I’m so grateful for all of you! I released Lie To Me an exposé on sex for money, a spicy novel slightly outside my comfort zone. And you loved it! My review from Readers’ Favorite validated the work. But more important, the emails I received and notes from fans made my heart sing. It’s always about the emotion for me. If I can evoke emotion or present entertainment mixed with thought-provoking content, I’ve delivered what I set out to do.

I love your constant support. YOU inspire me to continue on this amazing journey. So let me bring you up to date on what I’m working on. I’m writing the next in the series JET 5! No title yet but it will be exciting! When I write JET, I get lost in her process and her life. This is by far my most entertaining spy/action/suspense work to date and I have Russell Blake to thank for inviting me to write into his world!

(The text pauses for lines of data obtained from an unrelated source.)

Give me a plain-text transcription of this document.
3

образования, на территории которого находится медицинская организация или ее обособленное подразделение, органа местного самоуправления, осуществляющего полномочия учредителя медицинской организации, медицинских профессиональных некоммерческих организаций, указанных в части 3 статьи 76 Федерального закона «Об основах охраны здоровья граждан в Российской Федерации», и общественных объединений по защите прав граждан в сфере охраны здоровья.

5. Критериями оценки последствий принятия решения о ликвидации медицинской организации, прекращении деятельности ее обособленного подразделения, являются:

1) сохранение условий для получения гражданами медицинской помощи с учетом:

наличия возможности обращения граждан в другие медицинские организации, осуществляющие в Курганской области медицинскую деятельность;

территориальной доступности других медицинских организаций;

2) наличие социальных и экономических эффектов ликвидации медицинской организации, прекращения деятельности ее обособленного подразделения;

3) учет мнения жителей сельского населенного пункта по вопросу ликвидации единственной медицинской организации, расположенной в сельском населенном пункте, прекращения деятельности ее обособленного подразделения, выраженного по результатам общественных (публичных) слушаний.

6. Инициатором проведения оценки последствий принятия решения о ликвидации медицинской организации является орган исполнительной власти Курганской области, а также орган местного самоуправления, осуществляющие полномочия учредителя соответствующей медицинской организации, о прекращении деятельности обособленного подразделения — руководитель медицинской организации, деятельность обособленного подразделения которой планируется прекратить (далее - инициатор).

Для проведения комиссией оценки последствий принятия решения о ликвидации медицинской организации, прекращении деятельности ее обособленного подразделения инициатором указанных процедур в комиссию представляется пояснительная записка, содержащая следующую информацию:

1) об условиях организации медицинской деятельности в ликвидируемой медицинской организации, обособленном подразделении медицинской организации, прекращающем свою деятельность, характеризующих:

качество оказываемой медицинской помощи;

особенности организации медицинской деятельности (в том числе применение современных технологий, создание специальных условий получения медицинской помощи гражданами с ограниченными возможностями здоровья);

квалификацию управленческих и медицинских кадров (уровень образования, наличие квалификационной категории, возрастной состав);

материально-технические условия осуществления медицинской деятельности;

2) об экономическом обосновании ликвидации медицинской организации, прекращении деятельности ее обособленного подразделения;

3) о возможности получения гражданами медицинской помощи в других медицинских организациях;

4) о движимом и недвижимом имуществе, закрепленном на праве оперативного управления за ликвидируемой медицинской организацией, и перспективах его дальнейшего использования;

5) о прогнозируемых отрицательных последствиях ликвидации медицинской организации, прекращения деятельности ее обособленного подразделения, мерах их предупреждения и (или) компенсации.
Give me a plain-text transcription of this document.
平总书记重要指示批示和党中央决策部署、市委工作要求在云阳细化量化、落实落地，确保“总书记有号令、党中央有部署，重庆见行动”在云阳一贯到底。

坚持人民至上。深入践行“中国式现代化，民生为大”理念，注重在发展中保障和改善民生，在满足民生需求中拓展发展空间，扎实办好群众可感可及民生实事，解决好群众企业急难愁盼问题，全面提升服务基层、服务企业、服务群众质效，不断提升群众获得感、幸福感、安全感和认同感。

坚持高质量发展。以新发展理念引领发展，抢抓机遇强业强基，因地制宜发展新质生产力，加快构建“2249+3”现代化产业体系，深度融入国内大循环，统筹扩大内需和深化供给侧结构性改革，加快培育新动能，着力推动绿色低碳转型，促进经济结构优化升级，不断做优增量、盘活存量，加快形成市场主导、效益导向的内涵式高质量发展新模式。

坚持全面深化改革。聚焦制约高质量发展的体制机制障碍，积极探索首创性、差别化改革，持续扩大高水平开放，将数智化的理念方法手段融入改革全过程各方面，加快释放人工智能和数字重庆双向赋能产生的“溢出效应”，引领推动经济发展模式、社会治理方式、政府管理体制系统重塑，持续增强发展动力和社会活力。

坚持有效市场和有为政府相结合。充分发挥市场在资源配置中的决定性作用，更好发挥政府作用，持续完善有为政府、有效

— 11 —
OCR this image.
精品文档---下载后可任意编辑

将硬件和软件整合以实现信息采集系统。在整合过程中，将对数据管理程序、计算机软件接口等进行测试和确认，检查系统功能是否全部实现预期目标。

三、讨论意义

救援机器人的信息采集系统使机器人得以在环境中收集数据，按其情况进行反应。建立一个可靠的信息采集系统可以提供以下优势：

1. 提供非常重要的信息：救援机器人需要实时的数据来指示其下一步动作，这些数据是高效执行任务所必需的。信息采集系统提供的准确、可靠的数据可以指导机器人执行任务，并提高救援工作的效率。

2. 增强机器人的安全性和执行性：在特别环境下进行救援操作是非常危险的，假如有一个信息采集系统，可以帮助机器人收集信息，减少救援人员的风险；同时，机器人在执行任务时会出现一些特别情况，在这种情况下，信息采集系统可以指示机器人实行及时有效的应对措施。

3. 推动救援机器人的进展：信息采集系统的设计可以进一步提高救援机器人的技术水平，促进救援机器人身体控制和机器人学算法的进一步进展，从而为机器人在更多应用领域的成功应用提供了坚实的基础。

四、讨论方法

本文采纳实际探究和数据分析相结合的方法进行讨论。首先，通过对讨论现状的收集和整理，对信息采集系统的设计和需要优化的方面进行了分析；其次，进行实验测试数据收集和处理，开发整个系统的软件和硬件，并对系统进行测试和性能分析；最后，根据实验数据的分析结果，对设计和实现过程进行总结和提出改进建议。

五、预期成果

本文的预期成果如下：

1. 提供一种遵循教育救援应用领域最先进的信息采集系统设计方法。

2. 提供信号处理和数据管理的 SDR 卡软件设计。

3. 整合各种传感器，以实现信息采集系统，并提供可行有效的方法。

I’m also working on something very close to my heart. But at the moment, I can’t share. Why? I’m uncertain how to present the life of my friend a Navy SEAL. Will I novelize it? Or will it be a memoir? Not sure yet. But I will keep you posted. There is no doubt in my mind that you will want to read it.

I also have Book 3 “in the Sun” series per/co/lat/ing… Mia’s alone as you know from VANISHED in the SUN. Carlos has been pulled back in… I can’t say more or I might spoil the series for you. And Mia finds herself on the run… Yes, exciting, thrilling and edgy because that’s how that girl rolls!

So I share with you today a wonderful visual. Take a need. I choose Courage and mix it up with Beauty and Passion while I plot my way through JET’s life. Her dedication to Hannah is the essence of all motherhood. And in her determination to keep her young daughter safe, she fights cartels, ISIS, greed, and terrorism. I believe she’s on her way to London, but shh, she doesn’t know it yet! She never disappoints.

Have an amazing holiday season! And thank you for being part of my journey.